At this early stage the missions, as defined by the charters, were very similar. The managers were responsible for centralized management and direction of their projects in keeping with Army regulations, Department of Defense directive and instruction and related guidance. The two projects were to "support a BMDSCOM integrated technology demonstration."

To that end, they were to be interoperable with the various BMDSCOM technology development initiatives that included efforts in: the Airborne Optical Adjunct, AOA; the Terminal Imaging Radar, TIR; and the Battle Management/Command Control and Communications, BM/C3.

There was, however, a distinct difference in the two missions. While a nonnuclear intercept of the approaching reentry vehicle was the end goal for the two interceptors, they pursued a different approach. The HEDI mission statement described an interceptor that "[would] receive commit instructions and handover data from the BMD radar and battle manager; launch and flyout to the predicted intercept point; initiate onboard homing; home to the target reentry vehicle (RV); fuze and detonate a nonnuclear warhead, and achieve RV kill."

The ERIS interceptor meanwhile following the home to the target reentry vehicle was designed to intercept and achieve a nonnuclear kill of the RV.

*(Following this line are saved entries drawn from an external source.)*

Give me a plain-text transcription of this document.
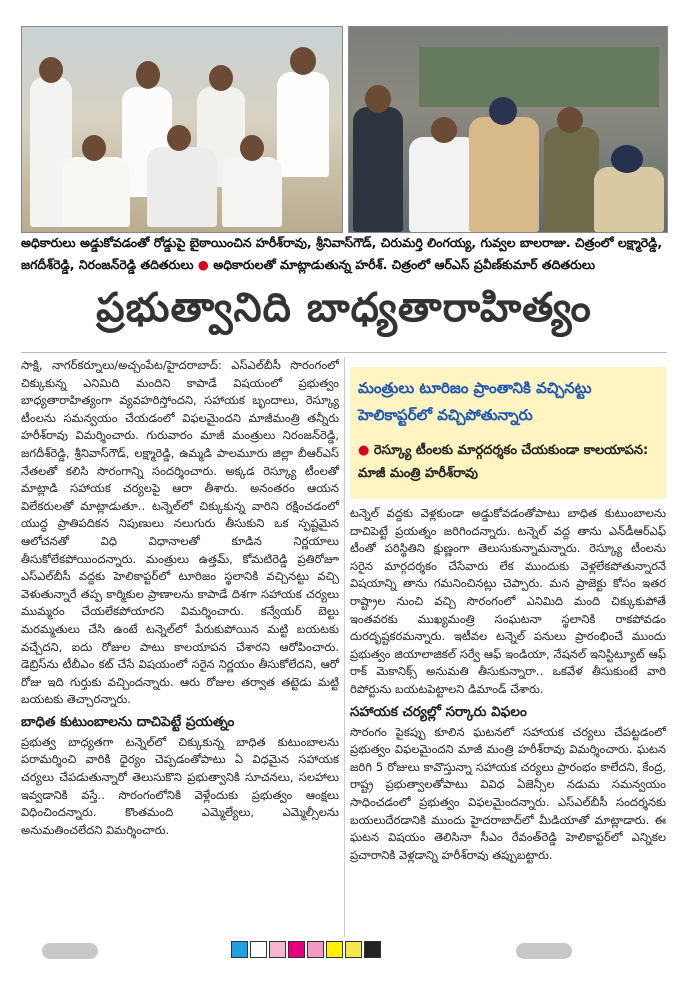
అధికారులు అడ్డుకోవడంతో రోడ్డుపై బైఠాయించిన హరీశ్‌రావు, శ్రీనివాస్‌గౌడ్, చిరుమర్తి లింగయ్య, గువ్వల బాలరాజు. చిత్రంలో లక్ష్మారెడ్డి, జగదీశ్‌రెడ్డి, నిరంజన్‌రెడ్డి తదితరులు ● అధికారులతో మాట్లాడుతున్న హరీశ్‌. చిత్రంలో ఆర్‌ఎస్‌ ప్రవీణ్‌కుమార్‌ తదితరులు
ప్రభుత్వానిది బాధ్యతారాహిత్యం

సాక్షి, నాగర్‌కర్నూలు/అచ్చంపేట/హైదరాబాద్‌: ఎస్‌ఎల్‌బీసీ సొరంగంలో చిక్కుకున్న ఎనిమిది మందిని కాపాడే విషయంలో ప్రభుత్వం బాధ్యతారాహిత్యంగా వ్యవహరిస్తోందని, సహాయక బృందాలు, రెస్క్యూ టీంలను సమన్వయం చేయడంలో విఫలమైందని మాజీమంత్రి తన్నీరు హరీశ్‌రావు విమర్శించారు. గురువారం మాజీ మంత్రులు నిరంజన్‌రెడ్డి, జగదీశ్‌రెడ్డి, శ్రీనివాస్‌గౌడ్, లక్ష్మారెడ్డి, ఉమ్మడి పాలమూరు జిల్లా బీఆర్‌ఎస్‌ నేతలతో కలిసి సొరంగాన్ని సందర్శించారు. అక్కడ రెస్క్యూ టీంలతో మాట్లాడి సహాయక చర్యలపై ఆరా తీశారు. అనంతరం ఆయన విలేకరులతో మాట్లాడుతూ.. టన్నెల్‌లో చిక్కుకున్న వారిని రక్షించడంలో యుద్ధ ప్రాతిపదికన నిపుణులు నలుగురు తీసుకుని ఒక స్పష్టమైన ఆలోచనతో విధి విధానాలతో కూడిన నిర్ణయాలు తీసుకోలేకపోయిందన్నారు. మంత్రులు ఉత్తమ్, కోమటిరెడ్డి ప్రతిరోజూ ఎస్‌ఎల్‌బీసీ వద్దకు హెలికాప్టర్‌లో టూరిజం స్థలానికి వచ్చినట్టు వచ్చి వెళుతున్నారే తప్ప కార్మికుల ప్రాణాలను కాపాడే దిశగా సహాయక చర్యలు ముమ్మరం చేయలేకపోయారని విమర్శించారు. కన్వేయర్‌ బెల్టు మరమ్మతులు చేసి ఉంటే టన్నెల్‌లో పేరుకుపోయిన మట్టి బయటకు వచ్చేదని, ఐదు రోజుల పాటు కాలయాపన చేశారని ఆరోపించారు. డెబ్రిస్‌ను టీబీఎం కట్‌ చేసే విషయంలో సరైన నిర్ణయం తీసుకోలేదని, ఆరో రోజు ఇది గుర్తుకు వచ్చిందన్నారు. ఆరు రోజుల తర్వాత తట్టెడు మట్టి బయటకు తెచ్చారన్నారు.

బాధిత కుటుంబాలను దాచిపెట్టే ప్రయత్నం

ప్రభుత్వ బాధ్యతగా టన్నెల్‌లో చిక్కుకున్న బాధిత కుటుంబాలను పరామర్శించి వారికి ధైర్యం చెప్పడంతోపాటు ఏ విధమైన సహాయక చర్యలు చేపడుతున్నారో తెలుసుకొని ప్రభుత్వానికి సూచనలు, సలహాలు ఇవ్వడానికి వస్తే.. సొరంగంలోనికి వెళ్లేందుకు ప్రభుత్వం ఆంక్షలు విధించిందన్నారు. కొంతమంది ఎమ్మెల్యేలు, ఎమ్మెల్సీలను అనుమతించలేదని విమర్శించారు.

మంత్రులు టూరిజం ప్రాంతానికి వచ్చినట్టు హెలికాప్టర్‌లో వచ్చిపోతున్నారు
● రెస్క్యూ టీంలకు మార్గదర్శకం చేయకుండా కాలయాపన: మాజీ మంత్రి హరీశ్‌రావు

టన్నెల్‌ వద్దకు వెళ్లకుండా అడ్డుకోవడంతోపాటు బాధిత కుటుంబాలను దాచిపెట్టే ప్రయత్నం జరిగిందన్నారు. టన్నెల్‌ వద్ద తాను ఎన్‌డీఆర్‌ఎఫ్‌ టీంతో పరిస్థితిని క్షుణ్ణంగా తెలుసుకున్నామన్నారు. రెస్క్యూ టీంలను సరైన మార్గదర్శకం చేసేవారు లేక ముందుకు వెళ్లలేకపోతున్నారనే విషయాన్ని తాను గమనించినట్లు చెప్పారు. మన ప్రాజెక్టు కోసం ఇతర రాష్ట్రాల నుంచి వచ్చి సొరంగంలో ఎనిమిది మంది చిక్కుకుపోతే ఇంతవరకు ముఖ్యమంత్రి సంఘటనా స్థలానికి రాకపోవడం దురదృష్టకరమన్నారు. ఇటీవల టన్నెల్‌ పనులు ప్రారంభించే ముందు ప్రభుత్వం జియాలాజికల్‌ సర్వే ఆఫ్‌ ఇండియా, నేషనల్‌ ఇనిస్టిట్యూట్‌ ఆఫ్‌ రాక్‌ మెకానిక్స్‌ అనుమతి తీసుకున్నారా.. ఒకవేళ తీసుకుంటే వారి రిపోర్టును బయటపెట్టాలని డిమాండ్‌ చేశారు.

సహాయక చర్యల్లో సర్కారు విఫలం

సొరంగం పైకప్పు కూలిన ఘటనలో సహాయక చర్యలు చేపట్టడంలో ప్రభుత్వం విఫలమైందని మాజీ మంత్రి హరీశ్‌రావు విమర్శించారు. ఘటన జరిగి 5 రోజులు కావొస్తున్నా సహాయక చర్యలు ప్రారంభం కాలేదని, కేంద్ర, రాష్ట్ర ప్రభుత్వాలతోపాటు వివిధ ఏజెన్సీల నడుమ సమన్వయం సాధించడంలో ప్రభుత్వం విఫలమైందన్నారు. ఎస్‌ఎల్‌బీసీ సందర్శనకు బయలుదేరడానికి ముందు హైదరాబాద్‌లో మీడియాతో మాట్లాడారు. ఈ ఘటన విషయం తెలిసినా సీఎం రేవంత్‌రెడ్డి హెలికాప్టర్‌లో ఎన్నికల ప్రచారానికి వెళ్లడాన్ని హరీశ్‌రావు తప్పుబట్టారు.
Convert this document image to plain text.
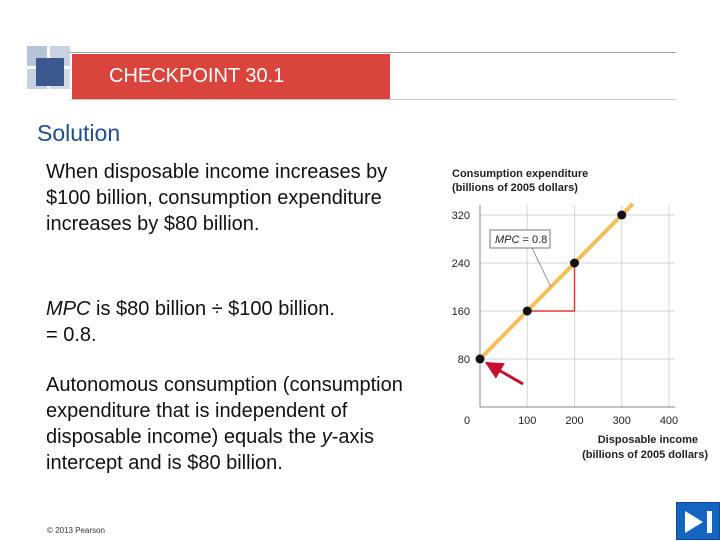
CHECKPOINT 30.1
Solution
When disposable income increases by $100 billion, consumption expenditure increases by $80 billion.
MPC is $80 billion ÷ $100 billion.
= 0.8.
Autonomous consumption (consumption expenditure that is independent of disposable income) equals the y-axis intercept and is $80 billion.
© 2013 Pearson
Consumption expenditure
(billions of 2005 dollars)
80
160
240
320
100	200	300	400
0
MPC = 0.8
Disposable income
(billions of 2005 dollars)
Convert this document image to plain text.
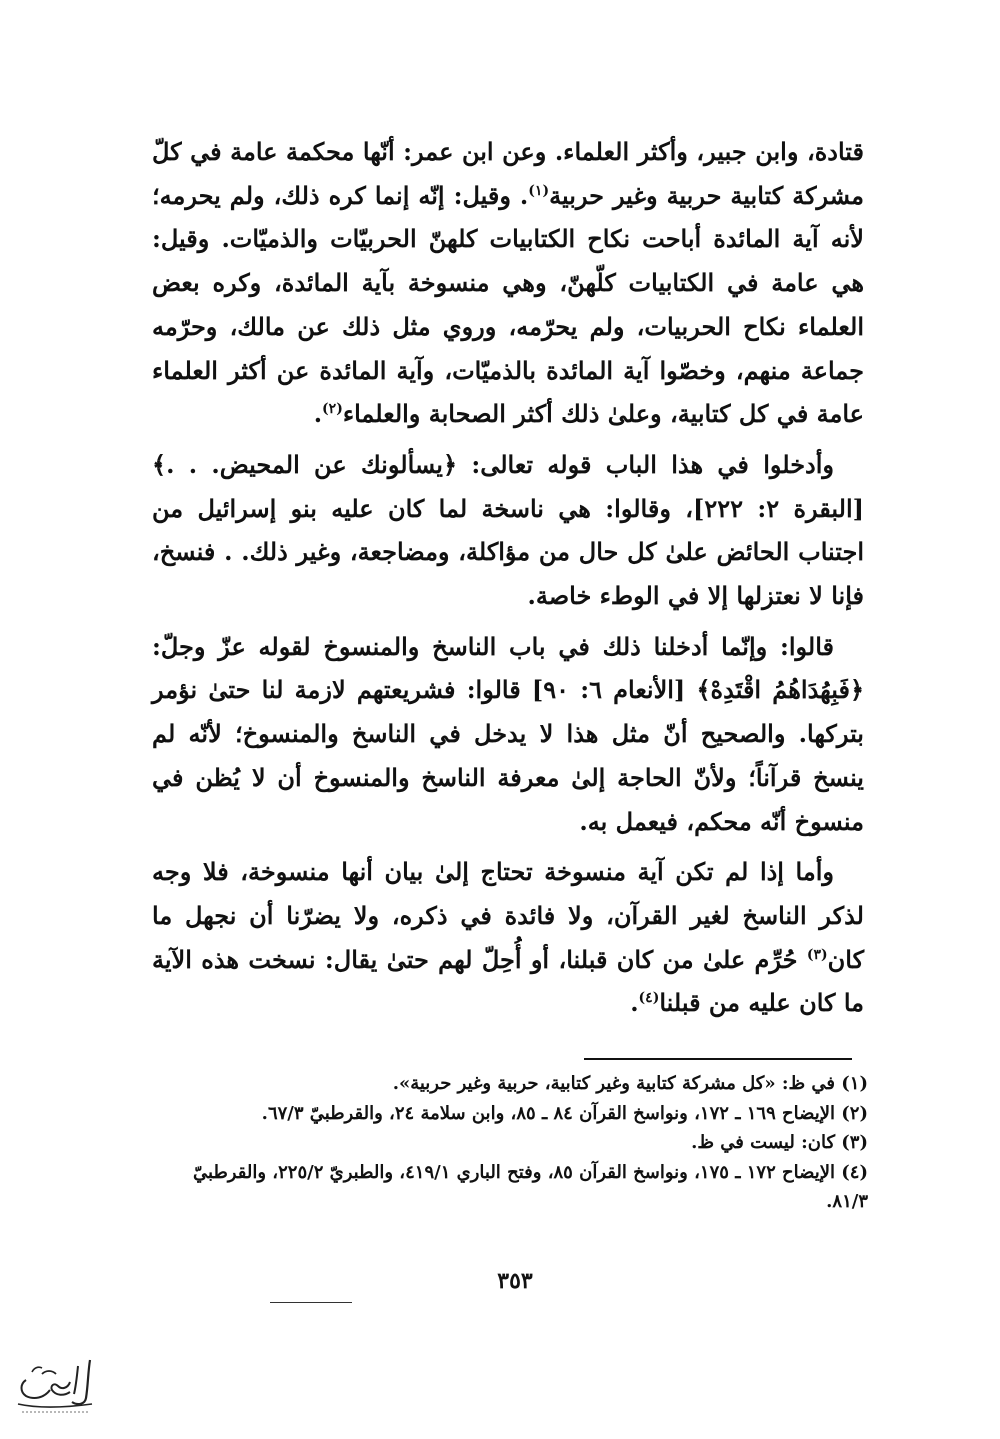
قتادة، وابن جبير، وأكثر العلماء. وعن ابن عمر: أنّها محكمة عامة في كلّ مشركة كتابية حربية وغير حربية$^{(١)}$. وقيل: إنّه إنما كره ذلك، ولم يحرمه؛ لأنه آية المائدة أباحت نكاح الكتابيات كلهنّ الحربيّات والذميّات. وقيل: هي عامة في الكتابيات كلّهنّ، وهي منسوخة بآية المائدة، وكره بعض العلماء نكاح الحربيات، ولم يحرّمه، وروي مثل ذلك عن مالك، وحرّمه جماعة منهم، وخصّوا آية المائدة بالذميّات، وآية المائدة عن أكثر العلماء عامة في كل كتابية، وعلىٰ ذلك أكثر الصحابة والعلماء$^{(٢)}$.

وأدخلوا في هذا الباب قوله تعالى: ﴿يسألونك عن المحيض. . .﴾ [البقرة ٢: ٢٢٢]، وقالوا: هي ناسخة لما كان عليه بنو إسرائيل من اجتناب الحائض علىٰ كل حال من مؤاكلة، ومضاجعة، وغير ذلك. . فنسخ، فإنا لا نعتزلها إلا في الوطء خاصة.

قالوا: وإنّما أدخلنا ذلك في باب الناسخ والمنسوخ لقوله عزّ وجلّ: ﴿فَبِهُدَاهُمُ اقْتَدِهْ﴾ [الأنعام ٦: ٩٠] قالوا: فشريعتهم لازمة لنا حتىٰ نؤمر بتركها. والصحيح أنّ مثل هذا لا يدخل في الناسخ والمنسوخ؛ لأنّه لم ينسخ قرآناً؛ ولأنّ الحاجة إلىٰ معرفة الناسخ والمنسوخ أن لا يُظن في منسوخ أنّه محكم، فيعمل به.

وأما إذا لم تكن آية منسوخة تحتاج إلىٰ بيان أنها منسوخة، فلا وجه لذكر الناسخ لغير القرآن، ولا فائدة في ذكره، ولا يضرّنا أن نجهل ما كان$^{(٣)}$ حُرِّم علىٰ من كان قبلنا، أو أُحِلّ لهم حتىٰ يقال: نسخت هذه الآية ما كان عليه من قبلنا$^{(٤)}$.

(١) في ظ: «كل مشركة كتابية وغير كتابية، حربية وغير حربية».

(٢) الإيضاح ١٦٩ ـ ١٧٢، ونواسخ القرآن ٨٤ ـ ٨٥، وابن سلامة ٢٤، والقرطبيّ ٦٧/٣.

(٣) كان: ليست في ظ.

(٤) الإيضاح ١٧٢ ـ ١٧٥، ونواسخ القرآن ٨٥، وفتح الباري ٤١٩/١، والطبريّ ٢٢٥/٢، والقرطبيّ ٨١/٣.

٣٥٣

In many respects, this divergence in the mission reflects the status of the missile defense technology in 1984. During the summer, the Homing Overlay Experiment, or HOE, demonstrated the feasibility of a kinetic energy intercept in the exo-atmosphere. Thus the ERIS was to physically intercept its targets. It would be two more years, however, before the Flexible Lightweight Agile Guided Experiment, or FLAGE, would prove that a kinetic intercept was possible within the atmosphere. As a result at this point the HEDI was to be equipped with a warhead.